We all have different sets of goal in our life, and most of the time, there are different approaches to achieve these goals. One of such important goal is to have a balanced diet, and it has additional constraint of the tight budget in this pandemic.
In this article, I will discuss the way we can model our diet requirement with different constraints like budget, energy and fat requirements etc. and get the most optimised diet plan recommendation.
Let us assume that I like to have meat, eggs, broccoli, milk, apple, rice and potatoes. Below table shows the calorie and nutrient content of these food items.
Objective: I would like to have the most economical lunch to get a minimum of 1100 calories energy, less than 30 gm fat, less than 80 gm of carbohydrate, less than 5 gm of sugar.
We will PuLP to solve our diet optimisation goal. PuLP is an LP modeller written in Python.
from pulp import *
We aim to have a balanced diet lunch most economically, hence it is LpMinimize optimisation problem.
To model problem, we will define each food items I like as a variable. As we cannot have negative apples or eggs etc. hence lowBound is mentioned as zero. Also, the restaurant doesn’t allow to order half egg or three-quarter apple etc. hence we have put a constraint that the solution should be an integer.
meat=LpVariable("Meat", lowBound=0, cat="Integer")
broccoli=LpVariable("Broccoli", lowBound=0, cat="Integer")
milk=LpVariable("Milk", lowBound=0, cat="Integer")
apple=LpVariable("Apple", lowBound=0, cat="Integer")
rice=LpVariable("Rice", lowBound=0, cat="Integer")
potato=LpVariable("Potato", lowBound=0, cat="Integer")
egg=LpVariable("Egg", lowBound=0, cat="Integer")
As our objective is to have the most economical lunch and within all the dietary constraints hence first we will append the objective function i.e. price of each food item multiplied by the number of food items to the model.
Next, we will append the dietary constraints to the model like the minimum energy requirement of 1100 calories, less than 30 gms of fats etc.
prob +=0*meat+7*broccoli+5*milk+14*apple+28*rice+17*potato+1.1*egg <=80
After the modelling is completed, we will initiate the optimisation with the solve () method.
In the below code, the objective function i.e. meal price is rounded to two decimal places.

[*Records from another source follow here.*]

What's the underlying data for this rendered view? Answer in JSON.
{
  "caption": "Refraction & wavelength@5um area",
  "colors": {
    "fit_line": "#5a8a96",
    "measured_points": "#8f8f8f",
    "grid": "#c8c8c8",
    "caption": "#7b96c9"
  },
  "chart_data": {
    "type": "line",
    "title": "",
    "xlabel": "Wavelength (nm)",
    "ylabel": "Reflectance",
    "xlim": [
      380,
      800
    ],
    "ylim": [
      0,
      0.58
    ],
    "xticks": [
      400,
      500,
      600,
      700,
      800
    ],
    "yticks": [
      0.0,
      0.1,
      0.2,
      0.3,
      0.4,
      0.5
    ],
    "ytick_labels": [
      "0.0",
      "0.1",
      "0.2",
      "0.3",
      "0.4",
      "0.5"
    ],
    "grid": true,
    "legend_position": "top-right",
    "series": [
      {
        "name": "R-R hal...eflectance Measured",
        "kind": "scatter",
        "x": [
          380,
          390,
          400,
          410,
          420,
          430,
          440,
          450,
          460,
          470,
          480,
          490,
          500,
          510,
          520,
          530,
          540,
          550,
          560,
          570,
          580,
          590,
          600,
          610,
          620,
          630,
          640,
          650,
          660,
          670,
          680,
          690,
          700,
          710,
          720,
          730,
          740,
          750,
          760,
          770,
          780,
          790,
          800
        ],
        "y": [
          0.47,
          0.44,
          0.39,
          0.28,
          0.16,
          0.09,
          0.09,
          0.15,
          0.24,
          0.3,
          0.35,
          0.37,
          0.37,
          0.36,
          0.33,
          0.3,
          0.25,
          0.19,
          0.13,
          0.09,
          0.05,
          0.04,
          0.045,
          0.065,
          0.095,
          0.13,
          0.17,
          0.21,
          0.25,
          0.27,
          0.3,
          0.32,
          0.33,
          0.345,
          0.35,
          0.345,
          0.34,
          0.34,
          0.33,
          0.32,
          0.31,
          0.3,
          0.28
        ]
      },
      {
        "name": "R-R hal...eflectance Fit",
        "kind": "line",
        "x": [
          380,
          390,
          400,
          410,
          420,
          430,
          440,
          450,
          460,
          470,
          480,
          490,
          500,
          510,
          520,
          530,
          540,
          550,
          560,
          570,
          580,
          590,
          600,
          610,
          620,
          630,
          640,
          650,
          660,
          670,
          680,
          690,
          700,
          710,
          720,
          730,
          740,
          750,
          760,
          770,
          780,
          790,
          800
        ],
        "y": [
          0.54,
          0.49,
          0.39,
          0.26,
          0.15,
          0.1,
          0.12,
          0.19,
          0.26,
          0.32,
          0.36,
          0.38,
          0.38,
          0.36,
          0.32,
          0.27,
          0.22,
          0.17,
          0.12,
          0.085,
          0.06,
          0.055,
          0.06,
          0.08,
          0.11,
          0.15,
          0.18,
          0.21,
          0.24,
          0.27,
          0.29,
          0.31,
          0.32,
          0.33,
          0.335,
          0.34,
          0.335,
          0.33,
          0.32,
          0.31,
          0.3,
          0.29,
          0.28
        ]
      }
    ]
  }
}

print("Balanced Lunch can be done with £ ", round(value(prob.objective),2))
To order a meal satisfying all the dietary requirement we need to spend a minimum of £ 18.3.
In the below code we are checking the values of each decision variable to get the itemised menu which we need to order.
print("Portion of Meat is ",value(meat))
print("Portion of Broccoli is ",value(broccoli))
print("Portion of Milk is ",value(milk))
print("Portion of Apple is ",value(apple))
print("Portion of Rice is ",value(rice))
print("Portion of Potato is ",value(potato))
print("Portion of Egg is ",value(egg))
It appears that five portions of meat ( we consider each portion of 100 gm), two portions of rice and one egg is the most economical order to meet the dietary requirement we mentioned earlier.
The parameter which we want to optimise is the objective function. In the scenario discussed in this article, our goal was to order a balanced diet most economically. If we want to optimise profit then naturally we want to maximise it as much possible, and we build the model with LpMaximize.
The values of the parameters which we need to set to meet the objective functions are known as decision variables. In the scenario discussed in this article, it is the number of food items to order.
Constraints, as the name suggests, are the restrictions which need to respect while finding the most optimal solution.
We can scale the model illustrated in this article to include everyday grocery we buy, prices and daily recommended nutrient requirements, constraints as discussed, and then use optimisation solver to get optimal shopping recommendation.
I hope this article provided you with an approach to shop and order food to meet the dietary requirement most economically from a budgetary standpoint.